Accanto al decreto vescovile vengono quindi resi pubblici anche il documento dell’Ufficio Territoriale del Governo di Imperia, il decreto del Ministero dell’Interno e la copia della pubblicazione sulla Gazzetta Ufficiale, a completamento dell’iter previsto per il riconoscimento anche sotto il profilo civile. Si tratta, quindi, di un passaggio che assume una valenza non soltanto pastorale, ma anche amministrativa e giuridica. Per i fedeli della Marina, tuttavia, l’obiettivo dichiarato è quello di mantenere la continuità della presenza religiosa sul territorio. La modifica riguarda infatti l’assetto della parrocchia, non la funzione della chiesa come luogo di preghiera e celebrazione. "Questo cambiamento giuridico e amministrativo, necessario per una coerente e corretta gestione, non modifica la missione della Chiesa", ribadisce la Diocesi.

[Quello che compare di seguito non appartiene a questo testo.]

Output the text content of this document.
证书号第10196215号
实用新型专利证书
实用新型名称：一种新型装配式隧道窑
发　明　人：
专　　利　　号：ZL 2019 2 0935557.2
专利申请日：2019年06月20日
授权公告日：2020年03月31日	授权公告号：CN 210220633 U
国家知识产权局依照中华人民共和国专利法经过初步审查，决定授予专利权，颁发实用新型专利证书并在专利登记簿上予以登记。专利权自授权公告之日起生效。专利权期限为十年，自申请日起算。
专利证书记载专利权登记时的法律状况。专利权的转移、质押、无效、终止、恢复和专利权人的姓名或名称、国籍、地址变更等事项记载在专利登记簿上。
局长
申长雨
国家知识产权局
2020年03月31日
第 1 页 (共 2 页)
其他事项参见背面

L’invito rivolto alla comunità è quindi quello di vivere il passaggio con serenità, senza leggere la soppressione della parrocchia come la fine della presenza della Chiesa alla Marina. La realtà religiosa continuerà a essere inserita nel tessuto pastorale di Sanremo, con San Siro quale riferimento parrocchiale e con la chiesa di Nostra Signora della Misericordia mantenuta nella sua funzione. Resteranno così garantiti i principali servizi religiosi già assicurati ai residenti, mentre le attività pastorali che richiedono una maggiore organizzazione potranno essere coordinate nell’ambito della Parrocchia di San Siro. Un riassetto che la Diocesi presenta come un accompagnamento ai cambiamenti demografici e pastorali maturati nel tempo, con l’obiettivo di preservare, insieme alla corretta gestione, una presenza viva e vicina alle persone.